The helicopter agreement was among 102 contracts potentially worth $11 billion the Pentagon disclosed in the week ending Aug. 29, according to a Military.com analysis of the daily announcements.
The three biggest defense deals were so-called multiple-award contracts, mostly for services. Under these kinds of arrangements, companies win seats on the contract, then compete against each other for individual orders.
A multi-billion-dollar contract to install new fire alarms, security systems and other utility monitoring devices at Army posts topped the weekly list of defense contracts.

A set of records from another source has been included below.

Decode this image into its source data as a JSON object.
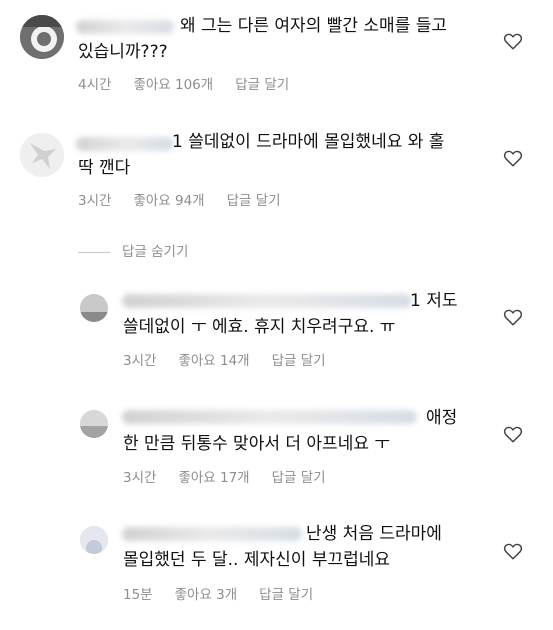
{
  "comments": [
    {
      "line1": "왜 그는 다른 여자의 빨간 소매를 들고",
      "line2": "있습니까???",
      "time": "4시간",
      "likes": "좋아요 106개",
      "reply": "답글 달기"
    },
    {
      "line1": "1 쓸데없이 드라마에 몰입했네요 와 홀",
      "line2": "딱 깬다",
      "time": "3시간",
      "likes": "좋아요 94개",
      "reply": "답글 달기"
    }
  ],
  "hide_replies": "답글 숨기기",
  "replies": [
    {
      "line1": "1 저도",
      "line2": "쓸데없이 ㅜ 에효. 휴지 치우려구요. ㅠ",
      "time": "3시간",
      "likes": "좋아요 14개",
      "reply": "답글 달기"
    },
    {
      "line1": "애정",
      "line2": "한 만큼 뒤통수 맞아서 더 아프네요 ㅜ",
      "time": "3시간",
      "likes": "좋아요 17개",
      "reply": "답글 달기"
    },
    {
      "line1": "난생 처음 드라마에",
      "line2": "몰입했던 두 달.. 제자신이 부끄럽네요",
      "time": "15분",
      "likes": "좋아요 3개",
      "reply": "답글 달기"
    }
  ],
  "icons": {
    "like": "heart-outline-icon"
  },
  "colors": {
    "text": "#111111",
    "meta": "#8e8e8e",
    "divider": "#c7c7c7"
  }
}
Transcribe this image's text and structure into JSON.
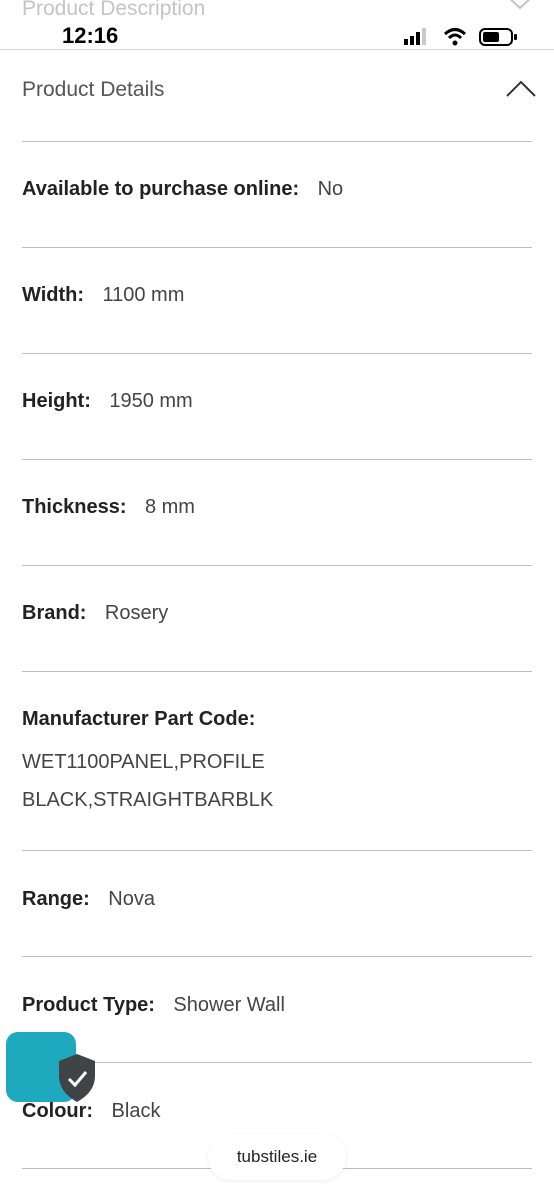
{
  "previous_section": {
    "title": "Product Description"
  },
  "status_bar": {
    "time": "12:16"
  },
  "section": {
    "title": "Product Details"
  },
  "details": [
    {
      "label": "Available to purchase online:",
      "value": "No"
    },
    {
      "label": "Width:",
      "value": "1100 mm"
    },
    {
      "label": "Height:",
      "value": "1950 mm"
    },
    {
      "label": "Thickness:",
      "value": "8 mm"
    },
    {
      "label": "Brand:",
      "value": "Rosery"
    },
    {
      "label": "Manufacturer Part Code:",
      "value_lines": [
        "WET1100PANEL,PROFILE",
        "BLACK,STRAIGHTBARBLK"
      ]
    },
    {
      "label": "Range:",
      "value": "Nova"
    },
    {
      "label": "Product Type:",
      "value": "Shower Wall"
    },
    {
      "label": "Colour:",
      "value": "Black"
    }
  ],
  "browser": {
    "url": "tubstiles.ie"
  },
  "colors": {
    "accent": "#1fa9bf",
    "text": "#222222",
    "divider": "#bdbdbd"
  },
  "icons": {
    "chat": "chat-widget",
    "shield": "shield-check-icon"
  }
}
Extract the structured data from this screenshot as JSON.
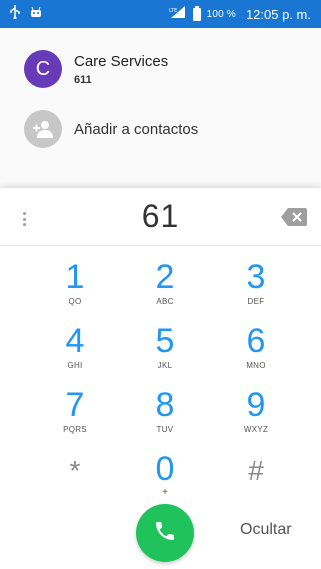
{
  "status_bar": {
    "battery_pct": "100 %",
    "time": "12:05 p. m.",
    "icons": [
      "usb-icon",
      "android-icon",
      "signal-icon",
      "battery-icon"
    ]
  },
  "suggestions": {
    "contact": {
      "initial": "C",
      "name": "Care Services",
      "number": "611",
      "avatar_color": "#673ab7"
    },
    "add_contact": {
      "label": "Añadir a contactos"
    }
  },
  "dialpad": {
    "digits": "61",
    "keys": [
      {
        "num": "1",
        "letters": "QO"
      },
      {
        "num": "2",
        "letters": "ABC"
      },
      {
        "num": "3",
        "letters": "DEF"
      },
      {
        "num": "4",
        "letters": "GHI"
      },
      {
        "num": "5",
        "letters": "JKL"
      },
      {
        "num": "6",
        "letters": "MNO"
      },
      {
        "num": "7",
        "letters": "PQRS"
      },
      {
        "num": "8",
        "letters": "TUV"
      },
      {
        "num": "9",
        "letters": "WXYZ"
      },
      {
        "num": "*",
        "letters": ""
      },
      {
        "num": "0",
        "letters": "+"
      },
      {
        "num": "#",
        "letters": ""
      }
    ],
    "hide_label": "Ocultar"
  },
  "colors": {
    "status_bar": "#1976d2",
    "digit_blue": "#2196f3",
    "call_green": "#20c25c",
    "avatar_purple": "#673ab7"
  }
}
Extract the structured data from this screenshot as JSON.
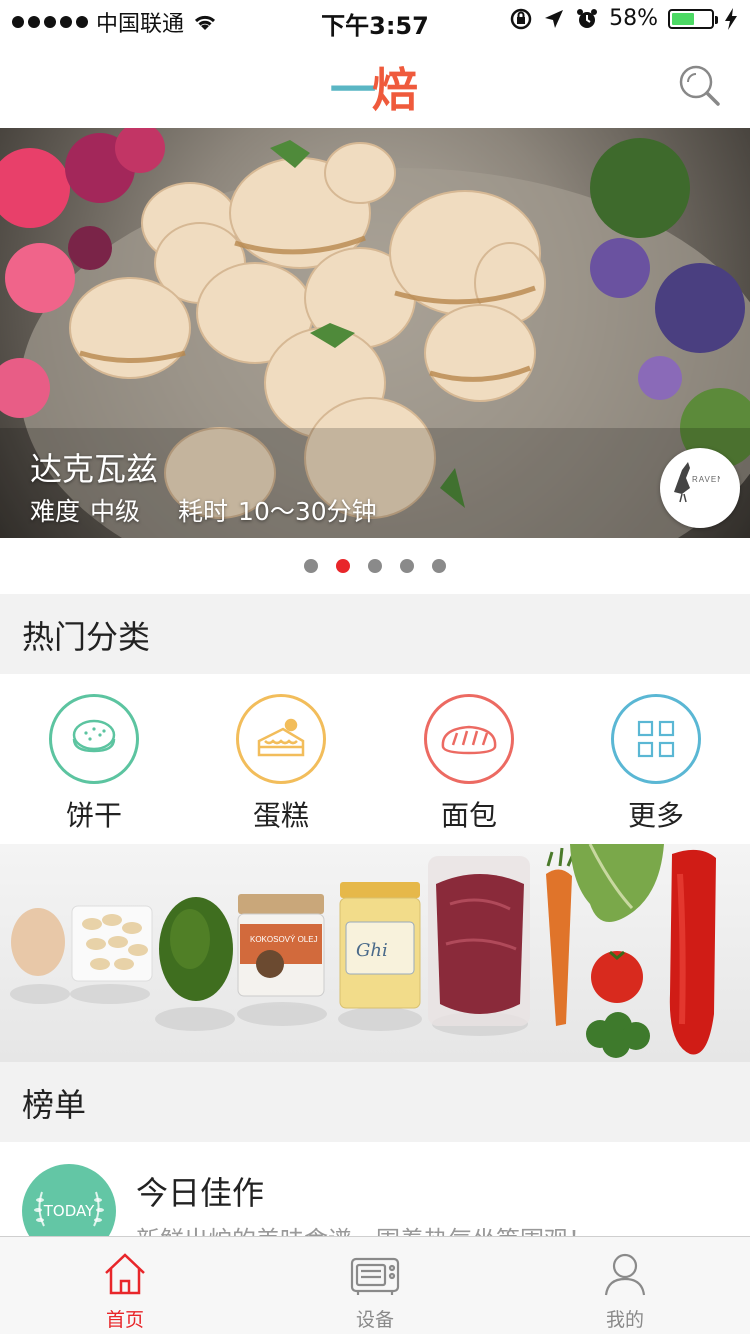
{
  "status_bar": {
    "carrier": "中国联通",
    "time": "下午3:57",
    "battery_percent": "58%",
    "battery_level": 0.58,
    "icons": [
      "signal-dots-icon",
      "wifi-icon",
      "orientation-lock-icon",
      "location-arrow-icon",
      "alarm-icon",
      "battery-icon",
      "charging-bolt-icon"
    ]
  },
  "header": {
    "logo_part1": "一",
    "logo_part2": "焙",
    "search_icon": "search-icon"
  },
  "banner": {
    "title": "达克瓦兹",
    "difficulty_label": "难度",
    "difficulty_value": "中级",
    "time_label": "耗时",
    "time_value": "10～30分钟",
    "author_badge": "RAVEN",
    "page_count": 5,
    "active_page": 2
  },
  "categories": {
    "heading": "热门分类",
    "items": [
      {
        "label": "饼干",
        "icon": "cookie-icon",
        "color": "#5cc4a0"
      },
      {
        "label": "蛋糕",
        "icon": "cake-icon",
        "color": "#f2bd5b"
      },
      {
        "label": "面包",
        "icon": "bread-icon",
        "color": "#ec6a62"
      },
      {
        "label": "更多",
        "icon": "grid-icon",
        "color": "#5ab7d4"
      }
    ]
  },
  "ingredients_image": {
    "jar1_label": "KOKOSOVÝ OLEJ",
    "jar2_label": "Ghi"
  },
  "ranking": {
    "heading": "榜单",
    "items": [
      {
        "badge": "TODAY",
        "title": "今日佳作",
        "subtitle": "新鲜出炉的美味食谱，围着热气坐等围观！"
      }
    ]
  },
  "tab_bar": {
    "tabs": [
      {
        "label": "首页",
        "icon": "home-icon",
        "active": true
      },
      {
        "label": "设备",
        "icon": "oven-icon",
        "active": false
      },
      {
        "label": "我的",
        "icon": "user-icon",
        "active": false
      }
    ]
  },
  "colors": {
    "accent_red": "#e8262a",
    "inactive_gray": "#8a8a8a",
    "section_bg": "#f2f2f2"
  }
}
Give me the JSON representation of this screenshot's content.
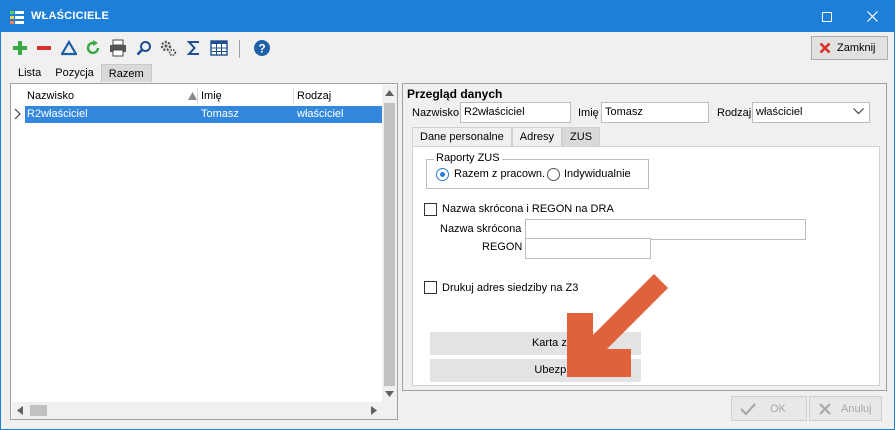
{
  "window": {
    "title": "WŁAŚCICIELE",
    "controls": {
      "maximize": "maximize-icon",
      "close": "close-icon"
    }
  },
  "toolbar": {
    "icons": [
      "add-icon",
      "remove-icon",
      "edit-icon",
      "refresh-icon",
      "print-icon",
      "search-icon",
      "settings-icon",
      "sum-icon",
      "columns-icon",
      "help-icon"
    ],
    "close_label": "Zamknij"
  },
  "main_tabs": [
    {
      "label": "Lista",
      "active": false
    },
    {
      "label": "Pozycja",
      "active": false
    },
    {
      "label": "Razem",
      "active": true
    }
  ],
  "grid": {
    "columns": [
      "Nazwisko",
      "Imię",
      "Rodzaj"
    ],
    "rows": [
      {
        "nazwisko": "R2właściciel",
        "imie": "Tomasz",
        "rodzaj": "właściciel",
        "selected": true
      }
    ]
  },
  "details": {
    "title": "Przegląd danych",
    "nazwisko_label": "Nazwisko",
    "nazwisko_value": "R2właściciel",
    "imie_label": "Imię",
    "imie_value": "Tomasz",
    "rodzaj_label": "Rodzaj",
    "rodzaj_value": "właściciel",
    "tabs": [
      {
        "label": "Dane personalne",
        "active": false
      },
      {
        "label": "Adresy",
        "active": false
      },
      {
        "label": "ZUS",
        "active": true
      }
    ],
    "zus": {
      "group_title": "Raporty ZUS",
      "radio_razem": "Razem z pracown.",
      "radio_indywidualnie": "Indywidualnie",
      "selected_radio": "Razem z pracown.",
      "checkbox_dra": "Nazwa skrócona i REGON na DRA",
      "nazwa_skrocona_label": "Nazwa skrócona",
      "nazwa_skrocona_value": "",
      "regon_label": "REGON",
      "regon_value": "",
      "checkbox_z3": "Drukuj adres siedziby na Z3",
      "karta_button": "Karta zasiłkowa",
      "ubezpieczenia_button": "Ubezpieczenia"
    }
  },
  "footer": {
    "ok_label": "OK",
    "cancel_label": "Anuluj"
  },
  "colors": {
    "titlebar": "#1e7fd8",
    "selection": "#3388dd",
    "annotation_arrow": "#e0623c"
  }
}
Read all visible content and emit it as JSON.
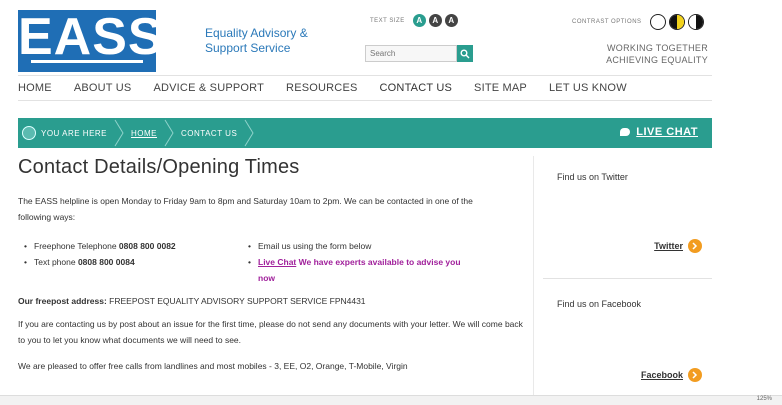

The Army awarded a potentially five-year, $2.5 billion deal to three closely held firms — Johnson Controls BAS LLC, Evergreen Fire Alarms LLC and exp U.S. Services Inc. — for “utility monitoring and control” systems, according to the Aug. 25 announcement.
The winning companies edged out almost a dozen other unnamed competitors for the work, which is expected to be completed in 2019, the description states. Other contracts may be awarded under the solicitation, with funding and work locations determined by each order, it states.
A group of five companies, including FedEx Corp. and UPS, won a potentially three-year $1.8 billion award from U.S. Transportation Command to deliver packages in the U.S. and abroad, according to the Aug. 28 announcement.
“The scope of work requires the contractor to provide time-definite, door-to-door pick-up and delivery, transportation, timely and accurate in-transit visibility, third-party payment system participation and customs clearance processing,” the description states.
Perhaps those kinds of requirements could be added to another Transcom contract to better track troops’ cars as they transit from overseas to stateside posts.
A group of nine companies, including the Danish shipping giant AP Moeller — Maersk A/S, landed a potentially one-year, $1.5 billion agreement from Transcom to ship equipment and other gear to and from the war zone and other locations, according to the Aug. 28 announcement.